JS Bach wrote his Musical Offering for King Frederick the Great of Prussia. It was a collection of pieces designed to put the nature of music itself to the ultimate technical, intellectual and emotional test. Dazzlingly imagined and endlessly rich, this masterwork has since fascinated performers and scholars for centuries. AAM tells its story and unfolds its secrets.

Weds 8 March (West Road Concert Hall, Cambridge) & Thurs 9 March 2023 (Milton Court Concert Hall, London)

AAM takes Henry Purcell’s Ode to Saint Cecilia, the patron saint of music, as the starting point for a musical journey through the whole of creation. Purcell’s music has a special place in the Academy’s story: directed by Laurence Cummings, it’ll sound livelier and more joyous than ever.  

Thurs 20 April (West Road Concert Hall, Cambridge) & Fri 21 April 2023 (Milton Court Concert Hall, London)

Bojan Čičić opens the baroque era’s musical jokebook for an evening of novelties, parodies and flights of fancy. Humanity is part of nature too – and never more so than when we’re transforming the world around us into music. For the composers like Biber, Schmelzer, Farina and Schedt, there was nothing that wasn’t musical: a fencing school, a busy street, a city belltower or the chaos and clamour of battle. You’ll hear them all in this flamboyant sonic extravaganza from six baroque masters letting their imaginations run off the leash.

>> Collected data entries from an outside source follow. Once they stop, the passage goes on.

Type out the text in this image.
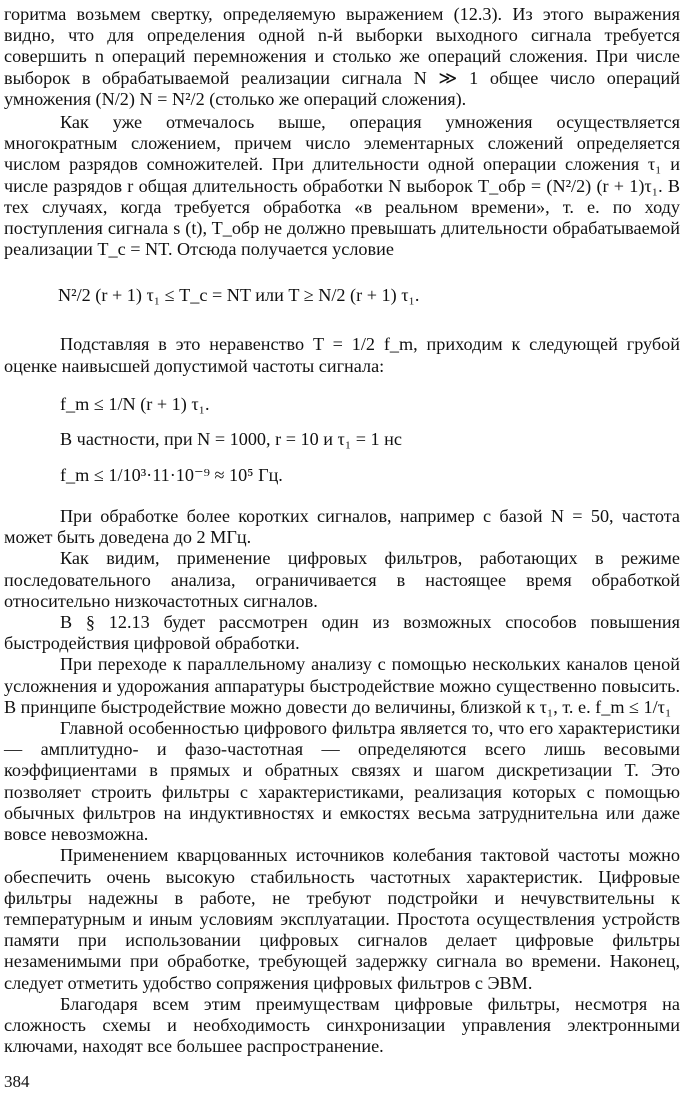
горитма возьмем свертку, определяемую выражением (12.3). Из этого выражения видно, что для определения одной n-й выборки выходного сигнала требуется совершить n операций перемножения и столько же операций сложения. При числе выборок в обрабатываемой реализации сигнала N ≫ 1 общее число операций умножения (N/2) N = N²/2 (столько же операций сложения).

Как уже отмечалось выше, операция умножения осуществляется многократным сложением, причем число элементарных сложений определяется числом разрядов сомножителей. При длительности одной операции сложения τ₁ и числе разрядов r общая длительность обработки N выборок T_обр = (N²/2) (r + 1)τ₁. В тех случаях, когда требуется обработка «в реальном времени», т. е. по ходу поступления сигнала s (t), T_обр не должно превышать длительности обрабатываемой реализации T_c = NT. Отсюда получается условие

N²/2 (r + 1) τ₁ ≤ T_c = NT или T ≥ N/2 (r + 1) τ₁.

Подставляя в это неравенство T = 1/2 f_m, приходим к следующей грубой оценке наивысшей допустимой частоты сигнала:

f_m ≤ 1/N (r + 1) τ₁.

В частности, при N = 1000, r = 10 и τ₁ = 1 нс

f_m ≤ 1/10³·11·10⁻⁹ ≈ 10⁵ Гц.

При обработке более коротких сигналов, например с базой N = 50, частота может быть доведена до 2 МГц.

Как видим, применение цифровых фильтров, работающих в режиме последовательного анализа, ограничивается в настоящее время обработкой относительно низкочастотных сигналов.

В § 12.13 будет рассмотрен один из возможных способов повышения быстродействия цифровой обработки.

При переходе к параллельному анализу с помощью нескольких каналов ценой усложнения и удорожания аппаратуры быстродействие можно существенно повысить. В принципе быстродействие можно довести до величины, близкой к τ₁, т. е. f_m ≤ 1/τ₁

Главной особенностью цифрового фильтра является то, что его характеристики — амплитудно- и фазо-частотная — определяются всего лишь весовыми коэффициентами в прямых и обратных связях и шагом дискретизации T. Это позволяет строить фильтры с характеристиками, реализация которых с помощью обычных фильтров на индуктивностях и емкостях весьма затруднительна или даже вовсе невозможна.

Применением кварцованных источников колебания тактовой частоты можно обеспечить очень высокую стабильность частотных характеристик. Цифровые фильтры надежны в работе, не требуют подстройки и нечувствительны к температурным и иным условиям эксплуатации. Простота осуществления устройств памяти при использовании цифровых сигналов делает цифровые фильтры незаменимыми при обработке, требующей задержку сигнала во времени. Наконец, следует отметить удобство сопряжения цифровых фильтров с ЭВМ.

Благодаря всем этим преимуществам цифровые фильтры, несмотря на сложность схемы и необходимость синхронизации управления электронными ключами, находят все большее распространение.

384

Weds 10 May (West Road Concert Hall, Cambridge) & Thurs 11 May 2023 (Milton Court Concert Hall, London)

Laurence Cummings rediscovers the eternal truths (and very real delights) of Handel’s spectacular Italian oratorio, The Triumph of Time and Disillusionment. Still relatively unfamiliar in the English-speaking world, it’s an absolute knockout: flamboyant, expressive and containing some of Handel’s very greatest melodies. Emotions take on a startlingly human form, sung by some of the most charismatic vocalists on the current baroque scene, Sophie Junker, Anna Dennis, Reginald Mobley and Nick Pritchard.

30 June 2023 (Barbican Hall, London)

For AAM’s season finale, Laurence Cummings takes the orchestra on a rare adventure into the nineteenth century: joining violinist Rachel Podger in the teenage Mendelssohn’s exuberant Violin Concerto, and relishing all the serenity and power and of Beethoven’s very personal hymn to nature, his Pastoral Symphony.